Revital Noferber ne pensait pas qu'elle passerait son temps sur une île en Thaïlande et qu'elle pourrait continuer à travailler avec des clients en Israël.

Après une longue réflexion, elle a décidé de se jeter à l'eau, et elle ne le regrette pas.
Quel est l'avantage du décalage horaire avec le pays, quelle était la plus grande peur et comment le "kibboutz israélien" sur l'île aide-t-il à survivre à la distance ?

Il y a moins d'un an, mon partenaire, Aviram, m'a proposé une offre à laquelle je ne m'attendais pas. "Déménageons sur l'île de Copenhague pendant un an et travaillons-y à distance." Ma première réponse automatique a été "non". Bien que Copenhague soit une île incroyable et que j'y ai vécu deux fois par le passé, je ne me suis jamais vu vivre en dehors d'Israël, certainement pas sur une île tropicale avec trois enfants.   

Nos trois enfants (Yuval, 12,5 ans, Noam, 7 ans et Shahar, 3 ans) étaient plutôt bien placés dans leur environnement en Israël. Noam a rejoint la première année après une transition difficile du bac à sable à la salle de classe, Yuval était dans sa dernière année d'école primaire et Shahar était dans un jardin d'enfants privé rare et on savait à l'avance qu'elle resterait là pour une autre année.
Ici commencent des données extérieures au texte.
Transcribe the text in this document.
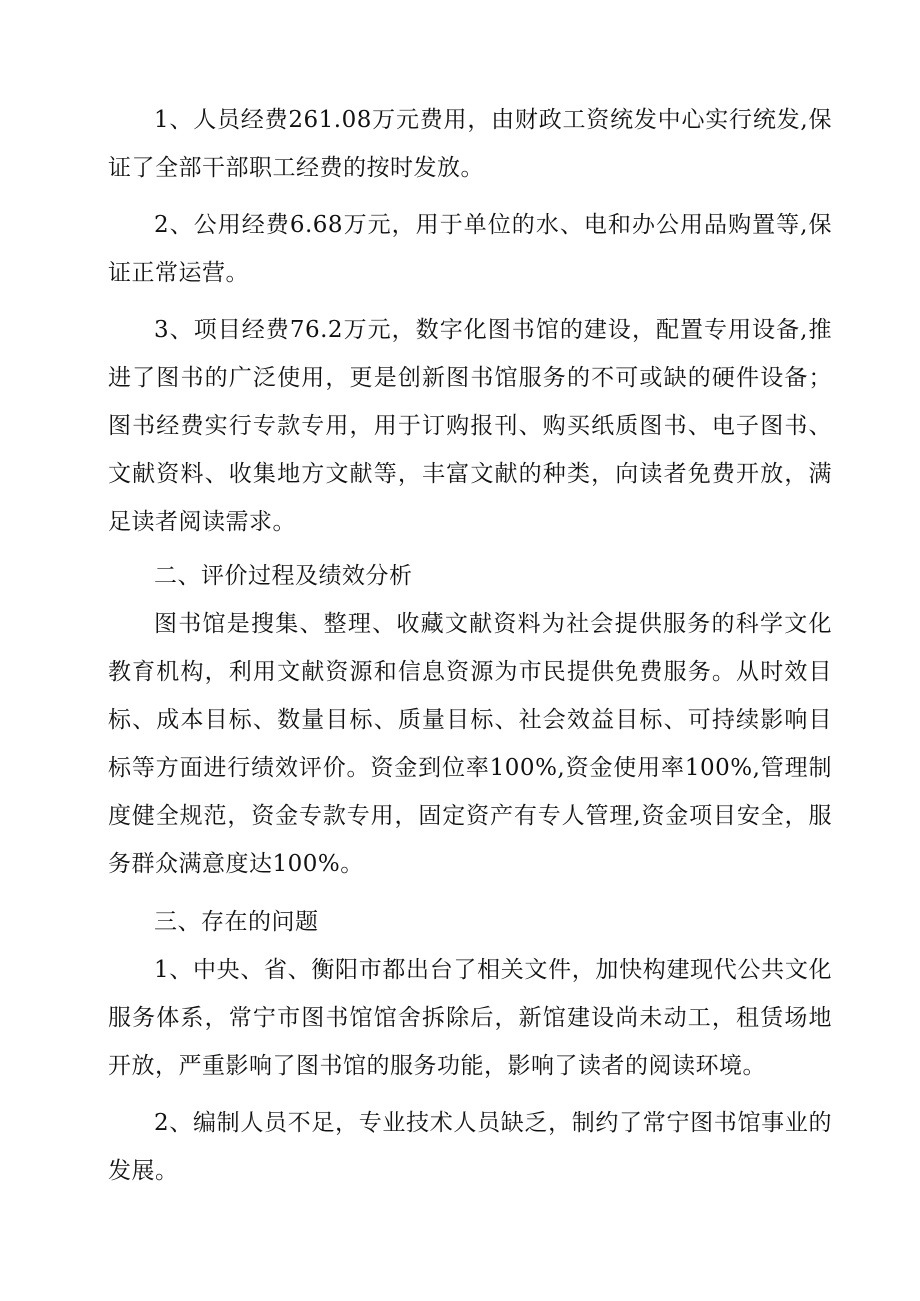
1、人员经费261.08万元费用，由财政工资统发中心实行统发,保证了全部干部职工经费的按时发放。

2、公用经费6.68万元，用于单位的水、电和办公用品购置等,保证正常运营。

3、项目经费76.2万元，数字化图书馆的建设，配置专用设备,推进了图书的广泛使用，更是创新图书馆服务的不可或缺的硬件设备；图书经费实行专款专用，用于订购报刊、购买纸质图书、电子图书、文献资料、收集地方文献等，丰富文献的种类，向读者免费开放，满足读者阅读需求。

二、评价过程及绩效分析

图书馆是搜集、整理、收藏文献资料为社会提供服务的科学文化教育机构，利用文献资源和信息资源为市民提供免费服务。从时效目标、成本目标、数量目标、质量目标、社会效益目标、可持续影响目标等方面进行绩效评价。资金到位率100%,资金使用率100%,管理制度健全规范，资金专款专用，固定资产有专人管理,资金项目安全，服务群众满意度达100%。

三、存在的问题

1、中央、省、衡阳市都出台了相关文件，加快构建现代公共文化服务体系，常宁市图书馆馆舍拆除后，新馆建设尚未动工，租赁场地开放，严重影响了图书馆的服务功能，影响了读者的阅读环境。

2、编制人员不足，专业技术人员缺乏，制约了常宁图书馆事业的发展。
Je dirigeais une entreprise indépendante de conseil en carrière et rencontrais des clients tous les jours dans mon bureau à Herzliya.

Aviram, la plupart du temps, gérait son entreprise à distance. Dans l'ensemble, nous menions une bonne vie routinière et il faut dire que c'était aussi stressant, comme toutes les familles que nous connaissons en Israël avec des enfants.

Je ne voyais aucune raison de déconnecter les enfants de leur environnement naturel, de leurs amis, je ne me voyais pas fermer le bureau et ne travailler qu'à distance et certainement pas loin de ma famille et de mes amis.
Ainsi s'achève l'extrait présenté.